Speaking of that, I highly recommend the advent devotional book, God With Us, featuring essays and meditations by the likes of Scott Cairns, Kathleen Norris, and Luci Shaw. In the introduction to the book, which I read last night (Day 1 of Advent), Eugene Peterson captures so much of what I have been feeling about Advent. He writes:

There can't be very many of us for whom the sheer fact of existence hasn't rocked us back on our heels. We take off our sandals before the burning bush. We catch our breath at the sight of a plummeting hawk. "Thank you, God." We find ourselves in a lavish existence in which we feel a deep sense of kinship—we belong here; we say thanks with our lives to Life. And not just "Thanks" or "Thank It," but "Thank You." Most of the people who have lived on this planet Earth have identified this You with God or gods. This is not just a matter of learning our manners, the way children are taught to say thank you as a social grace. It is the cultivation of adequateness within ourselves to the nature of reality, developing the capacity to sustain an adequate response to the overwhelming gift and goodness of life.

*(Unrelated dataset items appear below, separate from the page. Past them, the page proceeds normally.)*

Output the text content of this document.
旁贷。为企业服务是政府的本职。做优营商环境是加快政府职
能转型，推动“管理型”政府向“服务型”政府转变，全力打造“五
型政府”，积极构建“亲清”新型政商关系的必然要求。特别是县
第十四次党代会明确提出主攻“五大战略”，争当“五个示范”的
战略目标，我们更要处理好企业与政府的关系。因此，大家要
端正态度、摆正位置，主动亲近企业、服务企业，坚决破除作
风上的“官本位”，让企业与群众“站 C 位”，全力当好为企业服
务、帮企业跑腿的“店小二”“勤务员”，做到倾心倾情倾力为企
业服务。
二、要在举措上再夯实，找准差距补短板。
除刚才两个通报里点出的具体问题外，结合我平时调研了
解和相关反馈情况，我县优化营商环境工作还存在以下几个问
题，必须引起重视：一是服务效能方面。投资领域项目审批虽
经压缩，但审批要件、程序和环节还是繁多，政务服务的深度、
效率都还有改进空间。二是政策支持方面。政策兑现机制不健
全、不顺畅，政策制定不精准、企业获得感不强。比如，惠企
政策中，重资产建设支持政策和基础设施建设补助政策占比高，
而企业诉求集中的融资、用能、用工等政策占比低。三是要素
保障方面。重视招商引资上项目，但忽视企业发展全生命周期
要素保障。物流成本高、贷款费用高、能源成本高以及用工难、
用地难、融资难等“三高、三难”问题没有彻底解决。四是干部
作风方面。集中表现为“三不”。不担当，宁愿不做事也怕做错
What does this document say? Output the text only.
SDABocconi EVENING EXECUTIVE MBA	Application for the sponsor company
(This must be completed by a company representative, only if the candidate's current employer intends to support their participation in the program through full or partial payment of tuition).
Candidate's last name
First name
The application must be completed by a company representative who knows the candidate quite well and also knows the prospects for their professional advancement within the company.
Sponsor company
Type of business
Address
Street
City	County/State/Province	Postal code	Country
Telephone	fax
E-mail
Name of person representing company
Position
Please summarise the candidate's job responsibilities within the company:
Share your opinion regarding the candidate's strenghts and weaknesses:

Wonder is the only adequate launching pad for exploring this fullness, this wholeness, of human life. Once a year, each Christmas, for a few days at least, we and millions of our neighbors turn aside from our preoccupations with life reduced to biology or economics or psychology and join together in a community of wonder. The wonder keeps us open-eyed, expectant, alive to life that is always more than we can account for, that always exceeds our calculations, that is always beyond anything we can make.

I love that Advent simultaneously forces us away from ourselves and our petty problems while also, in a way, affirming them. It’s a season of denying our self and our possibility in the face of the wholly Other that is the mysterious, Incarnate Emmanuel. But it’s also a chance for us to focus, to synthesize our various desires, issues, concerns, and identities into a cohesive oneness with the bewildering fact that we are here, and so is God. There’s a reason why we sing “The hopes and fears of all the years are met in Thee tonight." We share a planet—the dirt, air, water, DNA—with the creator of the universe. This is the most empowering and humbling fact of history, and the weight of it is immense. It is the reason Advent is historically a very solemn season: because the Incarnation cannot be taken lightly.

As I enter into Advent this year, I’m burdened by just as many hopes and fears as the next guy. There is pain and regret in my heart, love and confusion, physical and emotional imperfection, and immense exhaustion. I sometimes just want to drink eggnog or mulled wine and listen to Over the Rhine’s Darkest Night of the Year (for the record, probably the best Christmas album of all time) while languishing in self-pity and world weariness as stocks and bombs carry the torch of history’s tumultuous march.

And Advent accepts all that. It thrives on unsettledness, uncertainty, and despair. Which is kind of bleak for a holiday season that is typically thought of as the merriest season of all. Until we recognize that our pain makes Advent all the more meaningful—to look forward, expectantly, longingly, to the moment when all the pieces (of our lives, of history, of heaven and earth) come together in a monstrous cymbal crash that reverberates in every corner and cranny of the concert hall.